Cour de cassation : au travail les emails personnels restent personnels

Quel statut pour les mails en entreprise ? La question est complexe et les lignes juridiques qui l’encadrent bougent au gré des décisions de justice. Fin janvier, c’est la Cour de cassation qui a rendu son avis suite à la saisine dans un cas opposant un employeur à son salarié. L’employeur cherchait à savoir si des mails personnels saisis sur la machine de l’employé pouvaient être retenus dans le cadre de la procédure judiciaire, ceux-ci ayant été retrouvés sur les disques de la machine appartenant à l’entreprise.

La Cour de cassation répond par la négative : certes, les mails ont bien été hébergés sur la machine de l’employeur, mais ils avaient été reçus sur une adresse personnelle de l’employé et donc se trouvent protégés par le secret des correspondances. « « Ayant constaté que les messages électroniques litigieux provenaient de la messagerie personnelle de la salariée distincte de la messagerie professionnelle dont celle-ci disposait pour les besoins de son activité, la cour d’appel en a exactement déduit que ces messages électroniques devaient être écartés des débats en ce que leur production en justice portait atteinte au secret des correspondances » écrit la Cour de cassation dans son arrêt.

Ne pas tout mélanger

La décision peut néanmoins surprendre au regard d’un récent arrêt de la CEDH, qui avait été saisie dans un cas relativement similaire.

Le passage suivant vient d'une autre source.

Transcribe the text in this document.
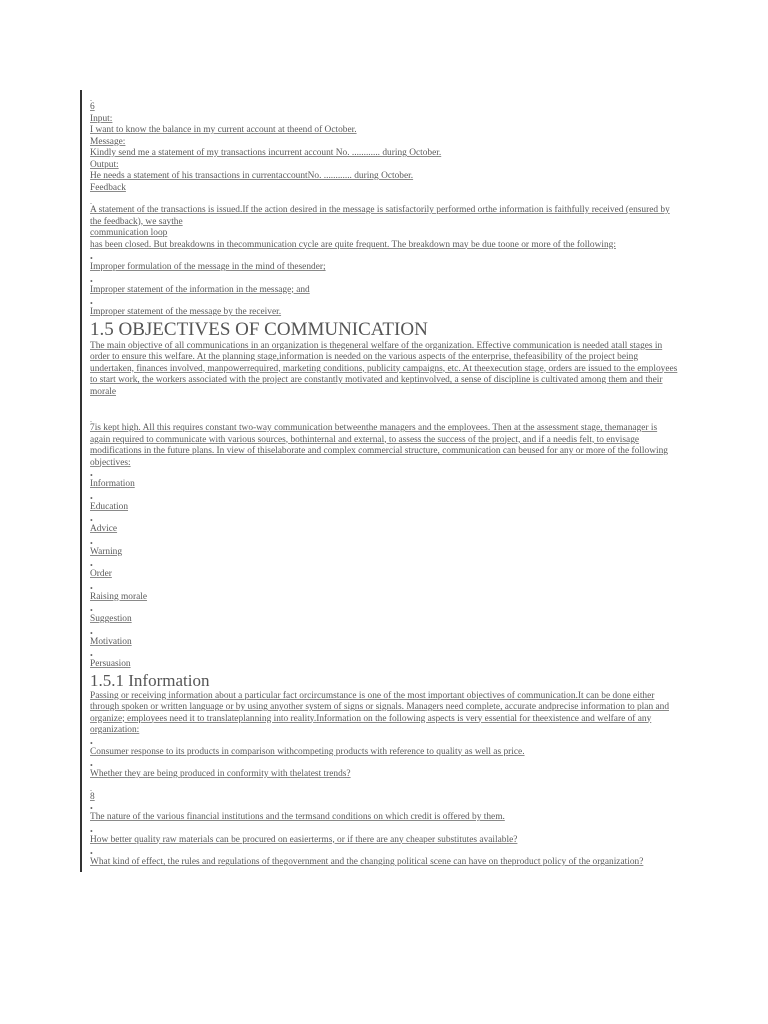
.
6
Input:
I want to know the balance in my current account at theend of October.
Message:
Kindly send me a statement of my transactions incurrent account No. ............ during October.
Output:
He needs a statement of his transactions in currentaccountNo. ............ during October.
Feedback
.
A statement of the transactions is issued.If the action desired in the message is satisfactorily performed orthe information is faithfully received (ensured by the feedback), we saythe
communication loop
has been closed. But breakdowns in thecommunication cycle are quite frequent. The breakdown may be due toone or more of the following:
•
Improper formulation of the message in the mind of thesender;
•
Improper statement of the information in the message; and
•
Improper statement of the message by the receiver.
1.5 OBJECTIVES OF COMMUNICATION
The main objective of all communications in an organization is thegeneral welfare of the organization. Effective communication is needed atall stages in order to ensure this welfare. At the planning stage,information is needed on the various aspects of the enterprise, thefeasibility of the project being undertaken, finances involved, manpowerrequired, marketing conditions, publicity campaigns, etc. At theexecution stage, orders are issued to the employees to start work, the workers associated with the project are constantly motivated and keptinvolved, a sense of discipline is cultivated among them and their morale
.
7is kept high. All this requires constant two-way communication betweenthe managers and the employees. Then at the assessment stage, themanager is again required to communicate with various sources, bothinternal and external, to assess the success of the project, and if a needis felt, to envisage modifications in the future plans. In view of thiselaborate and complex commercial structure, communication can beused for any or more of the following objectives:
•
Information
•
Education
•
Advice
•
Warning
•
Order
•
Raising morale
•
Suggestion
•
Motivation
•
Persuasion
1.5.1 Information
Passing or receiving information about a particular fact orcircumstance is one of the most important objectives of communication.It can be done either through spoken or written language or by using anyother system of signs or signals. Managers need complete, accurate andprecise information to plan and organize; employees need it to translateplanning into reality.Information on the following aspects is very essential for theexistence and welfare of any organization:
•
Consumer response to its products in comparison withcompeting products with reference to quality as well as price.
•
Whether they are being produced in conformity with thelatest trends?
.
8
•
The nature of the various financial institutions and the termsand conditions on which credit is offered by them.
•
How better quality raw materials can be procured on easierterms, or if there are any cheaper substitutes available?
•
What kind of effect, the rules and regulations of thegovernment and the changing political scene can have on theproduct policy of the organization?
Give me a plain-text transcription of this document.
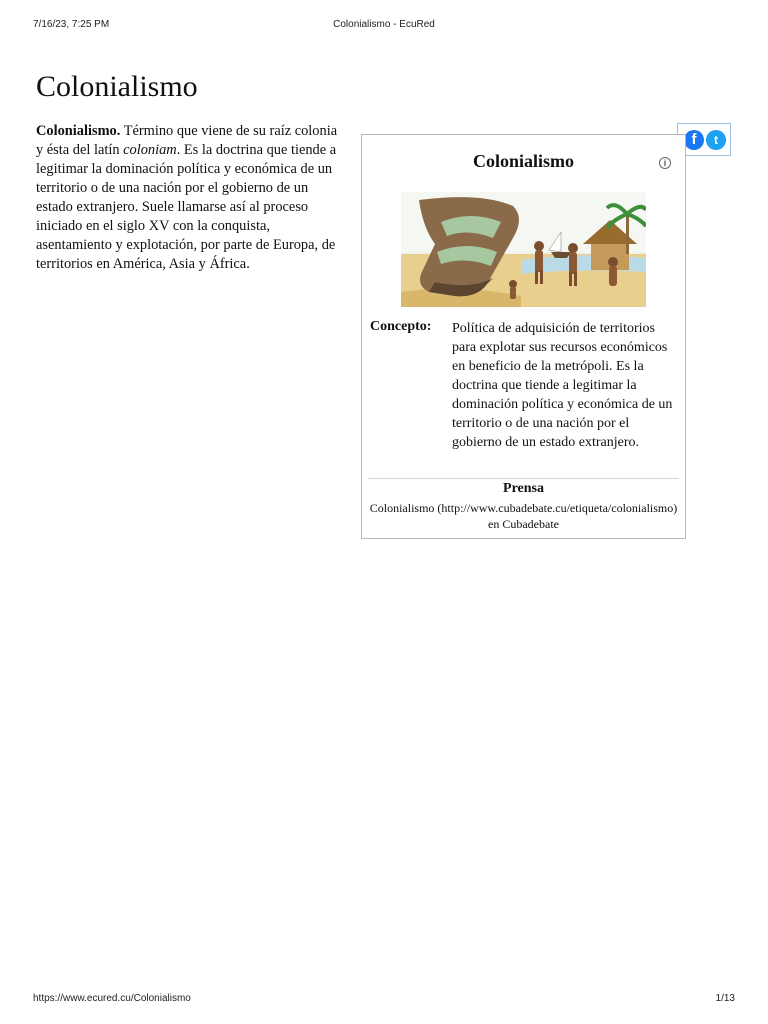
7/16/23, 7:25 PM	Colonialismo - EcuRed
Colonialismo

Colonialismo. Término que viene de su raíz colonia y ésta del latín coloniam. Es la doctrina que tiende a legitimar la dominación política y económica de un territorio o de una nación por el gobierno de un estado extranjero. Suele llamarse así al proceso iniciado en el siglo XV con la conquista, asentamiento y explotación, por parte de Europa, de territorios en América, Asia y África.

f	t
Colonialismo	i
Concepto: Política de adquisición de territorios para explotar sus recursos económicos en beneficio de la metrópoli. Es la doctrina que tiende a legitimar la dominación política y económica de un territorio o de una nación por el gobierno de un estado extranjero.
Prensa
Colonialismo (http://www.cubadebate.cu/etiqueta/colonialismo) en Cubadebate
https://www.ecured.cu/Colonialismo	1/13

Le 12 janvier, la Cour européenne des Droits de l’Homme n’avait ainsi pas jugé opportun de condamner une entreprise roumaine ayant surveillé la messagerie instantanée d’un de ses employés dans le cadre d’une procédure de licenciement.

Dans ce cas précis en effet, l’employé avait utilisé un compte fourni par son employeur pour tenir des conversations à caractère privées durant ses heures de travail. De fait, la CEDH ne voyait aucune objection à ce que l’employeur cherche à vérifier l’usage que son employé pouvait faire de cette messagerie instantanée, initialement prévue pour le suivi de la relation client.

Une décision qui fait écho à un autre arrêt similaire rendu en 2013 par la Cour de cassation également rappelé par le site Nextinpact : là aussi, la Cour de cassation avait estimé que des messages envoyés depuis une adresse fournie par l’employeur relevaient d’un cadre professionnel. Plus que la nature des messages, il semble donc que la nature des services utilisés ne soit pas à négliger.